Without going into detail, the attack was beyond brutal. After breaking into her apartment and attacking this elderly woman, he told investigators he “got my pleasure or whatever you want to call it,” before leaving her either dead, or to die.
Any decent human being that reads the accounts of what he confessed to that day might think there would be a certain pleasure in watching such an animal take his last breath.
I volunteered, perhaps, to find out if I were one of those “decent human beings.” And if so, why do I want to see this?

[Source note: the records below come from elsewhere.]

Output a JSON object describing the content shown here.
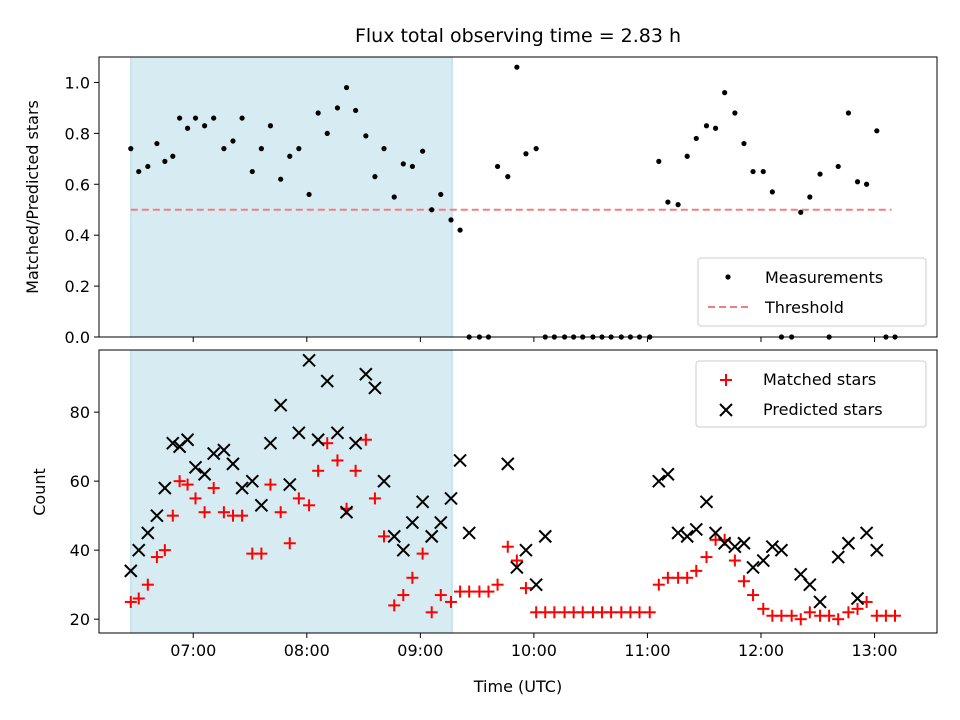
{
  "chart_data": [
    {
      "type": "scatter",
      "title": "Flux total observing time = 2.83 h",
      "xlabel": "",
      "ylabel": "Matched/Predicted stars",
      "xlim": [
        6.17,
        13.55
      ],
      "ylim": [
        0.0,
        1.1
      ],
      "yticks": [
        0.0,
        0.2,
        0.4,
        0.6,
        0.8,
        1.0
      ],
      "ytick_labels": [
        "0.0",
        "0.2",
        "0.4",
        "0.6",
        "0.8",
        "1.0"
      ],
      "xticks": [
        7,
        8,
        9,
        10,
        11,
        12,
        13
      ],
      "shaded_region": [
        6.45,
        9.28
      ],
      "threshold": {
        "label": "Threshold",
        "value": 0.5,
        "x_range": [
          6.45,
          13.15
        ],
        "color": "#f08080"
      },
      "legend": {
        "placement": "bottom-right",
        "entries": [
          "Measurements",
          "Threshold"
        ]
      },
      "series": [
        {
          "name": "Measurements",
          "color": "#000000",
          "x": [
            6.45,
            6.52,
            6.6,
            6.68,
            6.75,
            6.82,
            6.88,
            6.95,
            7.02,
            7.1,
            7.18,
            7.27,
            7.35,
            7.43,
            7.52,
            7.6,
            7.68,
            7.77,
            7.85,
            7.93,
            8.02,
            8.1,
            8.18,
            8.27,
            8.35,
            8.43,
            8.52,
            8.6,
            8.68,
            8.77,
            8.85,
            8.93,
            9.02,
            9.1,
            9.18,
            9.27,
            9.35,
            9.43,
            9.52,
            9.6,
            9.68,
            9.77,
            9.85,
            9.93,
            10.02,
            10.1,
            10.18,
            10.27,
            10.35,
            10.43,
            10.52,
            10.6,
            10.68,
            10.77,
            10.85,
            10.93,
            11.02,
            11.1,
            11.18,
            11.27,
            11.35,
            11.43,
            11.52,
            11.6,
            11.68,
            11.77,
            11.85,
            11.93,
            12.02,
            12.1,
            12.18,
            12.27,
            12.35,
            12.43,
            12.52,
            12.6,
            12.68,
            12.77,
            12.85,
            12.93,
            13.02,
            13.1,
            13.18
          ],
          "y": [
            0.74,
            0.65,
            0.67,
            0.76,
            0.69,
            0.71,
            0.86,
            0.82,
            0.86,
            0.83,
            0.86,
            0.74,
            0.77,
            0.86,
            0.65,
            0.74,
            0.83,
            0.62,
            0.71,
            0.74,
            0.56,
            0.88,
            0.8,
            0.9,
            0.98,
            0.89,
            0.79,
            0.63,
            0.74,
            0.55,
            0.68,
            0.67,
            0.73,
            0.5,
            0.56,
            0.46,
            0.42,
            0.0,
            0.0,
            0.0,
            0.67,
            0.63,
            1.06,
            0.72,
            0.74,
            0.0,
            0.0,
            0.0,
            0.0,
            0.0,
            0.0,
            0.0,
            0.0,
            0.0,
            0.0,
            0.0,
            0.0,
            0.69,
            0.53,
            0.52,
            0.71,
            0.78,
            0.83,
            0.82,
            0.96,
            0.88,
            0.76,
            0.65,
            0.65,
            0.57,
            0.0,
            0.0,
            0.49,
            0.55,
            0.64,
            0.0,
            0.67,
            0.88,
            0.61,
            0.6,
            0.81,
            0.0,
            0.0
          ]
        }
      ]
    },
    {
      "type": "scatter",
      "title": "",
      "xlabel": "Time (UTC)",
      "ylabel": "Count",
      "xlim": [
        6.17,
        13.55
      ],
      "ylim": [
        16,
        98
      ],
      "yticks": [
        20,
        40,
        60,
        80
      ],
      "ytick_labels": [
        "20",
        "40",
        "60",
        "80"
      ],
      "xticks": [
        7,
        8,
        9,
        10,
        11,
        12,
        13
      ],
      "xtick_labels": [
        "07:00",
        "08:00",
        "09:00",
        "10:00",
        "11:00",
        "12:00",
        "13:00"
      ],
      "shaded_region": [
        6.45,
        9.28
      ],
      "legend": {
        "placement": "top-right",
        "entries": [
          "Matched stars",
          "Predicted stars"
        ]
      },
      "series": [
        {
          "name": "Matched stars",
          "marker": "plus",
          "color": "#ff0000",
          "x": [
            6.45,
            6.52,
            6.6,
            6.68,
            6.75,
            6.82,
            6.88,
            6.95,
            7.02,
            7.1,
            7.18,
            7.27,
            7.35,
            7.43,
            7.52,
            7.6,
            7.68,
            7.77,
            7.85,
            7.93,
            8.02,
            8.1,
            8.18,
            8.27,
            8.35,
            8.43,
            8.52,
            8.6,
            8.68,
            8.77,
            8.85,
            8.93,
            9.02,
            9.1,
            9.18,
            9.27,
            9.35,
            9.43,
            9.52,
            9.6,
            9.68,
            9.77,
            9.85,
            9.93,
            10.02,
            10.1,
            10.18,
            10.27,
            10.35,
            10.43,
            10.52,
            10.6,
            10.68,
            10.77,
            10.85,
            10.93,
            11.02,
            11.1,
            11.18,
            11.27,
            11.35,
            11.43,
            11.52,
            11.6,
            11.68,
            11.77,
            11.85,
            11.93,
            12.02,
            12.1,
            12.18,
            12.27,
            12.35,
            12.43,
            12.52,
            12.6,
            12.68,
            12.77,
            12.85,
            12.93,
            13.02,
            13.1,
            13.18
          ],
          "y": [
            25,
            26,
            30,
            38,
            40,
            50,
            60,
            59,
            55,
            51,
            58,
            51,
            50,
            50,
            39,
            39,
            59,
            51,
            42,
            55,
            53,
            63,
            71,
            66,
            52,
            63,
            72,
            55,
            44,
            24,
            27,
            32,
            39,
            22,
            27,
            25,
            28,
            28,
            28,
            28,
            30,
            41,
            37,
            29,
            22,
            22,
            22,
            22,
            22,
            22,
            22,
            22,
            22,
            22,
            22,
            22,
            22,
            30,
            32,
            32,
            32,
            34,
            38,
            43,
            43,
            37,
            31,
            27,
            23,
            21,
            21,
            21,
            20,
            22,
            21,
            21,
            20,
            22,
            23,
            25,
            21,
            21,
            21
          ]
        },
        {
          "name": "Predicted stars",
          "marker": "x",
          "color": "#000000",
          "x": [
            6.45,
            6.52,
            6.6,
            6.68,
            6.75,
            6.82,
            6.88,
            6.95,
            7.02,
            7.1,
            7.18,
            7.27,
            7.35,
            7.43,
            7.52,
            7.6,
            7.68,
            7.77,
            7.85,
            7.93,
            8.02,
            8.1,
            8.18,
            8.27,
            8.35,
            8.43,
            8.52,
            8.6,
            8.68,
            8.77,
            8.85,
            8.93,
            9.02,
            9.1,
            9.18,
            9.27,
            9.35,
            9.43,
            9.77,
            9.85,
            9.93,
            10.02,
            10.1,
            11.1,
            11.18,
            11.27,
            11.35,
            11.43,
            11.52,
            11.6,
            11.68,
            11.77,
            11.85,
            11.93,
            12.02,
            12.1,
            12.18,
            12.35,
            12.43,
            12.52,
            12.68,
            12.77,
            12.85,
            12.93,
            13.02
          ],
          "y": [
            34,
            40,
            45,
            50,
            58,
            71,
            70,
            72,
            64,
            62,
            68,
            69,
            65,
            58,
            60,
            53,
            71,
            82,
            59,
            74,
            95,
            72,
            89,
            74,
            51,
            71,
            91,
            87,
            60,
            44,
            40,
            48,
            54,
            44,
            48,
            55,
            66,
            45,
            65,
            35,
            40,
            30,
            44,
            60,
            62,
            45,
            44,
            46,
            54,
            45,
            42,
            41,
            42,
            35,
            37,
            41,
            40,
            33,
            30,
            25,
            38,
            42,
            26,
            45,
            40
          ]
        }
      ]
    }
  ]
}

Thursday, June 23, 2011, 8:22-8:28 p.m.
I listened to the warden read the state of Georgia’s condemnation of Roy Blankenship and he then exited the room through the yellow door to the right. I watched as the state administered a new sedative as the first step in the three-cocktail soup that now constitutes a lethal injection. I watched as he jerked and twinged while that dose of pentobarbital entered his veins. He jerked his arms at least twice, and at one point he lifted his head from the gurney and looked down at his right arm, his mouth apparently forming the word, “Ow.” His head then dropped back onto the gurney and he moved his lips as if mumbling, but soon he relaxed and was still for all eternity. The nurse, who had been standing by his side during the entire process then donned a pair of rubber gloves, and examined Blankenship’s eyes. This, I had been told, was the “consciousness check” that would allow the release of pancuronium bromide to paralyze him and then potassium chloride to stop his heart. She then entered the yellow door and closed it behind her. Just seconds later she returned to Blankenship’s side as the lethal chemicals began flowing through his motionless body. The death that was ordered more than 30 years ago was about to occur. Roy Blankenship’s long journey to justice soon would be over.

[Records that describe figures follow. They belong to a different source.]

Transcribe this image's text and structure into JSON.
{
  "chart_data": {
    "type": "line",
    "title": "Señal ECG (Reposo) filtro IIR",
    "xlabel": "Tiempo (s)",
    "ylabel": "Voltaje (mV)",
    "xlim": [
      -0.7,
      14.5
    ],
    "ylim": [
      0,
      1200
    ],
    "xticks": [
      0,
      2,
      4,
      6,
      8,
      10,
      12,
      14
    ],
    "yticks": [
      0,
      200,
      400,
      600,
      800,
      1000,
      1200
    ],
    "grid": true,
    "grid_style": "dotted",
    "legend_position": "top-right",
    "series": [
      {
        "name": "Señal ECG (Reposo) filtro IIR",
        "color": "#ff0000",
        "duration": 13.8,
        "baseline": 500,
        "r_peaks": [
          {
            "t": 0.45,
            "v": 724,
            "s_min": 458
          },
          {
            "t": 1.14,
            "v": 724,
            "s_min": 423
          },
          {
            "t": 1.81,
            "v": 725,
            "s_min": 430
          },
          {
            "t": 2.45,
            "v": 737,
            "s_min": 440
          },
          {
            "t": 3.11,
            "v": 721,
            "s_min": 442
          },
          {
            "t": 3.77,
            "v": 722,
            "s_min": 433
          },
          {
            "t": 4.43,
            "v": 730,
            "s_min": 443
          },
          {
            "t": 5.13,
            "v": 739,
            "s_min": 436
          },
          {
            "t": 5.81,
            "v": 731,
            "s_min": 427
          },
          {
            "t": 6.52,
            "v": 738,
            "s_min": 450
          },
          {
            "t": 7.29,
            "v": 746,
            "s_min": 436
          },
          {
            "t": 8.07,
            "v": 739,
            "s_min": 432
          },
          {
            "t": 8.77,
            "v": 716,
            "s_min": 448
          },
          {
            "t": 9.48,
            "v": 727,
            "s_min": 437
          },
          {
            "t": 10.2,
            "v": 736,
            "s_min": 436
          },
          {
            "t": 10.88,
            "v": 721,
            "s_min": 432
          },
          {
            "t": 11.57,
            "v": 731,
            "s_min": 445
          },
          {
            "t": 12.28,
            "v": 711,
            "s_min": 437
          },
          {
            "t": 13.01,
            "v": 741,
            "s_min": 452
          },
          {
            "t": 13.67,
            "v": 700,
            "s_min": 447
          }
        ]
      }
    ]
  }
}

But I had been waiting too, in my own small and insignificant way. I expect my own death won’t be announced beforehand, and I may or may not be able to make my peace before I part this Earth. But those are questions that likely won’t be aired in the media. And who am I to record the death of Blankenship with a pencil and paper from a viewing room on death row at a prison in Jackson, Georgia?
Well, I did it because it’s my job.
I’ll keep telling myself that, and hoping I truly believe it.
Regardless, I was there to witness what more than three decades of appeals, stays and reprieves couldn’t halt; the state-ordered death of Roy Willard Blankenship.
Thursday, June 23, 2011, 8:37 p.m.
I watched as the final two drugs paralyzed his body, and in a matter of moments, his heart stopped beating. To me, it was a relatively uneventful end to a gruesome story that began 33 years ago. But to some it will be the beginning of a renewed debate on cruel and unusual punishment. The sedative should have put the inmate to sleep so the other drugs could work seamlessly, but that didn’t happen Thursday evening. Blankenship was apparently much more aware of his surroundings at a time when he shouldn’t have been, but that had no bearing on the ultimate result of his crimes committed some 33 years ago.
At 8:37 p.m. on Thursday, June 23, 2011, after two doctors checked his vital signs, Roy Willard Blankenship was declared dead.
The curtain between the death chamber and viewing room closed, and I walked out into a pleasant Georgia night, wondering if I had learned anything about myself or my fellow humans, both righteous and evil.
Three days later, I still don’t know.